- AFP
- parue le
Les pénuries d'essence au Royaume-Uni se sont aggravées pendant le week-end sous l'effet des "achats de panique" des automobilistes inquiets, au point que le gouvernement envisage selon la presse de mobiliser l'armée pour combler le manque de chauffeurs routiers.
Malgré des appels du gouvernement à ne pas paniquer, les stations-service ont été prises d'assaut depuis que certaines enseignes ont indiqué subir à leur tour les difficultés de livraisons touchant aussi les rayons alimentaires des supermarchés sous l'effet de la pandémie et du Brexit.
Dans une station de Leyton, un quartier de l'est de Londres, une queue de 50 voitures s'étendait dès 6h30 lundi, avec des consommateurs ayant passé une partie de la nuit à attendre de pouvoir faire le plein, a constaté un photographe de l'AFP.
Partout à travers le pays, les panneaux "plus d'essence" ou des pompes couvertes d'un bandeau "hors service" se multiplient, avec notamment environ 30% des stations du géant BP touchées par des pénuries de carburant.
Selon la PRA, l'une des associations de distributeurs de carburants, jusqu'aux deux-tiers de ses membres (5.500 sites indépendants sur un total de 8.000 stations dans le pays), étaient à court de carburant dimanche, "les autres presque à sec".
Les associations de travailleurs médicaux s'alarment, comme EveryDoctor qui dit recevoir des retours de beaucoup de ses membres "qui ont passé le week-end à tenter de trouver de l'essence sans succès".
La situation rappelle les années 70 quand la crise énergétique avait amené à un rationnement du carburant et une semaine de travail de trois jours.

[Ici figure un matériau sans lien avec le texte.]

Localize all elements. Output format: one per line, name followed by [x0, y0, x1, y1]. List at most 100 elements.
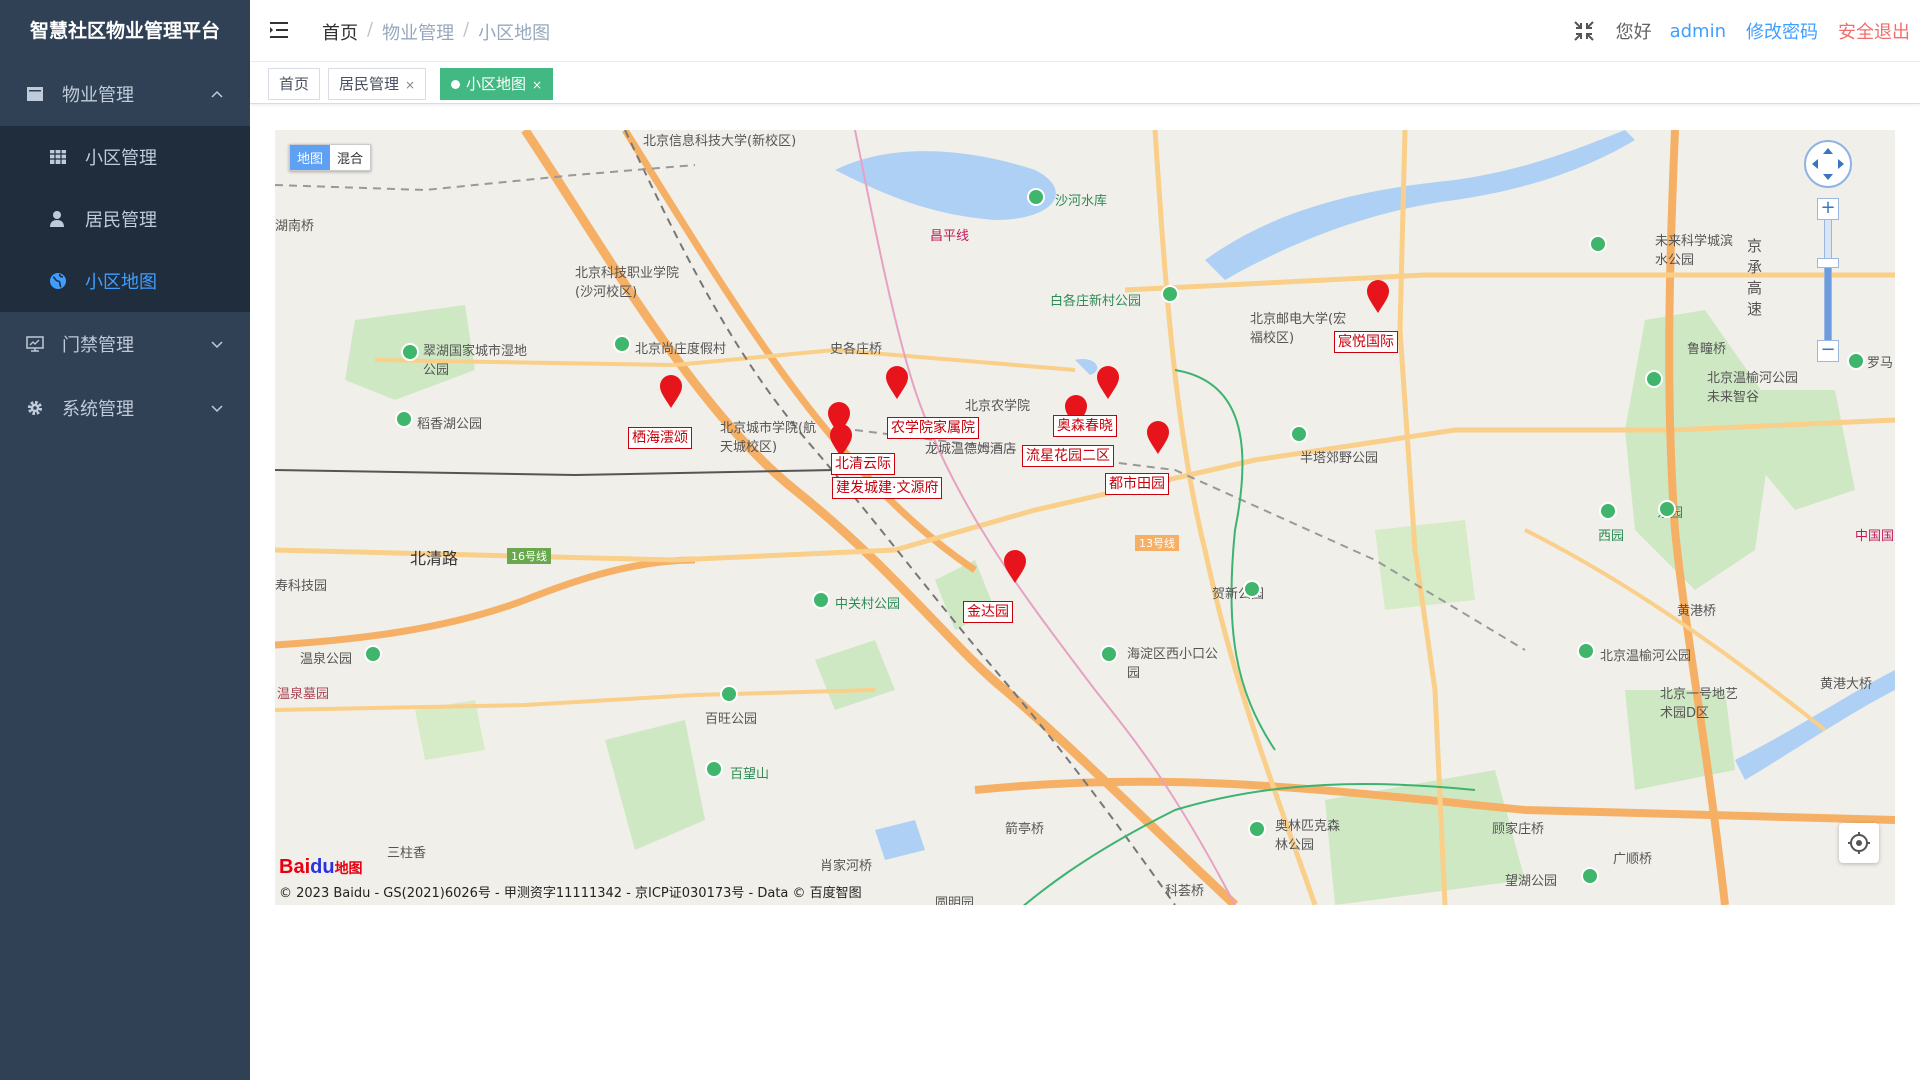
community-marker[interactable] — [1096, 366, 1120, 400]
map-place-label: 温泉公园 — [300, 652, 353, 667]
menu-property-management[interactable]: 物业管理 — [0, 62, 250, 126]
map-place-label: 龙城温德姆酒店 — [925, 442, 1017, 457]
chevron-down-icon — [211, 341, 223, 349]
park-icon — [1290, 425, 1308, 443]
sidebar-item-resident-management[interactable]: 居民管理 — [0, 188, 250, 250]
zoom-slider[interactable] — [1817, 220, 1839, 340]
map-place-label: 广顺桥 — [1613, 852, 1653, 867]
community-marker[interactable] — [659, 375, 683, 409]
community-marker[interactable] — [885, 366, 909, 400]
map-place-label: 京承高速 — [1747, 237, 1763, 318]
table-icon — [48, 147, 68, 167]
sidebar-item-community-map[interactable]: 小区地图 — [0, 250, 250, 312]
pan-control-icon[interactable] — [1804, 140, 1852, 188]
map-place-label: 箭亭桥 — [1005, 822, 1045, 837]
community-marker[interactable] — [1146, 421, 1170, 455]
metro-line-label: 13号线 — [1135, 535, 1179, 551]
community-label[interactable]: 北清云际 — [831, 453, 895, 475]
map-place-label: 顾家庄桥 — [1492, 822, 1545, 837]
tag-label: 小区地图 — [466, 75, 527, 93]
logo-suffix: 地图 — [334, 860, 363, 876]
map-place-label: 罗马 — [1867, 356, 1894, 371]
hamburger-icon[interactable] — [268, 19, 290, 41]
menu-label: 系统管理 — [62, 399, 134, 420]
breadcrumb-separator: / — [463, 19, 470, 40]
menu-access-control[interactable]: 门禁管理 — [0, 312, 250, 376]
close-icon[interactable]: × — [405, 70, 415, 100]
park-icon — [1161, 285, 1179, 303]
grid-icon — [24, 83, 46, 105]
park-icon — [401, 343, 419, 361]
map-type-hybrid[interactable]: 混合 — [330, 145, 370, 170]
zoom-slider-fill — [1825, 265, 1831, 340]
map-place-label: 北京农学院 — [965, 399, 1031, 414]
menu-system-management[interactable]: 系统管理 — [0, 376, 250, 440]
zoom-out-button[interactable]: − — [1817, 340, 1839, 362]
username-link[interactable]: admin — [1670, 21, 1726, 42]
logo-paw: du — [310, 856, 335, 878]
logo-text: Bai — [279, 856, 311, 878]
community-label[interactable]: 宸悦国际 — [1334, 331, 1398, 353]
map-place-label: 史各庄桥 — [830, 342, 883, 357]
park-icon — [1589, 235, 1607, 253]
zoom-control: + − — [1801, 140, 1855, 380]
tag-community-map[interactable]: 小区地图 × — [440, 68, 554, 100]
sidebar-item-label: 小区地图 — [85, 272, 157, 293]
locate-button[interactable] — [1839, 823, 1879, 863]
map-place-label: 科荟桥 — [1165, 884, 1205, 899]
map-place-label: 温泉墓园 — [277, 687, 330, 702]
map-place-label: 北京尚庄度假村 — [635, 342, 727, 357]
map-base-layer — [275, 130, 1895, 905]
map-place-label: 百望山 — [730, 767, 770, 782]
community-label[interactable]: 建发城建·文源府 — [832, 477, 943, 499]
community-marker[interactable] — [1003, 550, 1027, 584]
exit-fullscreen-icon[interactable] — [1572, 19, 1596, 43]
map-copyright: © 2023 Baidu - GS(2021)6026号 - 甲测资字11111… — [279, 886, 862, 901]
park-icon — [1577, 642, 1595, 660]
breadcrumb-current: 小区地图 — [478, 23, 551, 44]
sidebar-item-community-management[interactable]: 小区管理 — [0, 126, 250, 188]
park-icon — [613, 335, 631, 353]
map-place-label: 中关村公园 — [835, 597, 901, 612]
park-icon — [1243, 580, 1261, 598]
sidebar-item-label: 小区管理 — [85, 148, 157, 169]
breadcrumb-home[interactable]: 首页 — [322, 19, 358, 45]
map-place-label: 肖家河桥 — [820, 859, 873, 874]
map-place-label: 寿科技园 — [275, 579, 328, 594]
community-map[interactable]: 北京信息科技大学(新校区) 沙河水库 昌平线 北京科技职业学院(沙河校区) 白各… — [275, 130, 1895, 905]
sidebar: 智慧社区物业管理平台 物业管理 小区管理 居民管理 小区地图 门禁管理 系统管理 — [0, 0, 250, 1080]
map-place-label: 未来科学城滨水公园 — [1655, 234, 1734, 268]
submenu-property: 小区管理 居民管理 小区地图 — [0, 126, 250, 312]
map-place-label: 鲁疃桥 — [1687, 342, 1727, 357]
map-place-label: 北京温榆河公园 — [1600, 649, 1692, 664]
community-label[interactable]: 金达园 — [963, 601, 1013, 623]
tag-home[interactable]: 首页 — [268, 68, 321, 100]
community-label[interactable]: 都市田园 — [1105, 473, 1169, 495]
map-place-label: 半塔郊野公园 — [1300, 451, 1379, 466]
zoom-slider-knob[interactable] — [1817, 258, 1839, 268]
map-place-label: 海淀区西小口公园 — [1127, 647, 1219, 681]
change-password-link[interactable]: 修改密码 — [1746, 18, 1818, 44]
tag-resident-management[interactable]: 居民管理 × — [328, 68, 427, 100]
breadcrumb: 首页 / 物业管理 / 小区地图 — [322, 19, 550, 45]
baidu-logo: Baidu地图 — [279, 856, 363, 879]
tag-label: 首页 — [279, 75, 310, 93]
map-place-label: 三柱香 — [387, 846, 427, 861]
park-icon — [1100, 645, 1118, 663]
logout-link[interactable]: 安全退出 — [1838, 18, 1910, 44]
map-place-label: 望湖公园 — [1505, 874, 1558, 889]
close-icon[interactable]: × — [532, 70, 542, 100]
park-icon — [1248, 820, 1266, 838]
community-label[interactable]: 栖海澐颂 — [628, 427, 692, 449]
metro-line-label: 16号线 — [507, 548, 551, 564]
map-type-normal[interactable]: 地图 — [290, 145, 331, 170]
gear-icon — [24, 397, 46, 419]
community-marker[interactable] — [1366, 280, 1390, 314]
park-icon — [1645, 370, 1663, 388]
community-label[interactable]: 奥森春晓 — [1053, 415, 1117, 437]
park-icon — [1658, 500, 1676, 518]
community-label[interactable]: 农学院家属院 — [887, 417, 979, 439]
sidebar-item-label: 居民管理 — [85, 210, 157, 231]
zoom-in-button[interactable]: + — [1817, 198, 1839, 220]
community-label[interactable]: 流星花园二区 — [1022, 445, 1114, 467]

Il y a une vingtaine d'années, des manifestations contre le prix élevé du carburant avaient également entraîné un blocage de raffineries et paralysé l'activité du pays pendant des semaines.
- Visas provisoires -
Face aux pénuries de carburant ou aux étalages qui se dégarnissent dans les magasins, attribués à un manque de chauffeurs routiers, les autorités cherchent des solutions et envisagent selon la presse de mobiliser l'armée.
Le ministre de l'Environnement George Eustice a assuré que le gouvernement ne prévoyait pas "en l'état" d'envoyer des soldats conduire les camions de livraison, comme l'affirment plusieurs médias, mais que des militaires aideraient à accélérer la formation de nouveaux conducteurs.
Sous pression, le pouvoir s'est en revanche résolu samedi à amender sa politique d'immigration post-Brexit et à accorder jusqu'à 10.500 visas de travail provisoires, d'octobre à décembre pour pallier un manque criant de chauffeurs routiers mais aussi de personnel dans des secteurs clés de l'économie britannique, comme les élevages de volailles.
Le gouvernement a également temporairement exempté le secteur des distributeurs de carburant des règles de la concurrence afin qu'ils puissent livrer en priorité les zones qui en ont le plus besoin.
Brian Madderson, un responsable de la PRA, a nuancé l'effet qu'aurait la mobilisation de militaires, car transporter du carburant, très inflammable, exige des chauffeurs "très spécialisés" avec des procédures spécifiques.
Quant à la perspective d'un retour des chauffeurs européens rentrés dans leur pays avec la pandémie et le Brexit, il a fait valoir qu'il y avait aussi des pénuries de chauffeurs en Europe continentale.
Il a relevé le problème des permis de conduire de poids lourds qui n'ont pu être passés pendant les confinements: "il y a 40.000 demandes en instance de permis de poids lourds la part de Britanniques".
Si BP salue la décision du gouvernement d'accorder plus de visas temporaires aux chauffeurs routiers, le groupe avertit que "cela prendra du temps au secteur de renforcer les livraisons et de reconstituer les stocks dans les lieux de vente".
Le gouvernement martèle qu'il n'y a pas de pénurie de carburants en soi dans le pays, les manques étant provoqués par les achats massifs de consommateurs inquiets, et met en cause des déclarations alarmistes d'une fédération de transporteurs routiers ayant semé la panique.
En pleine conférence annuelle du parti d'opposition travailliste, Rachel Reeves, responsable des questions financières du Labour, a elle fustigé le gouvernement conservateur de Boris Johnson pour être "endormi au volant" face à la crise d'approvisionnement du pays.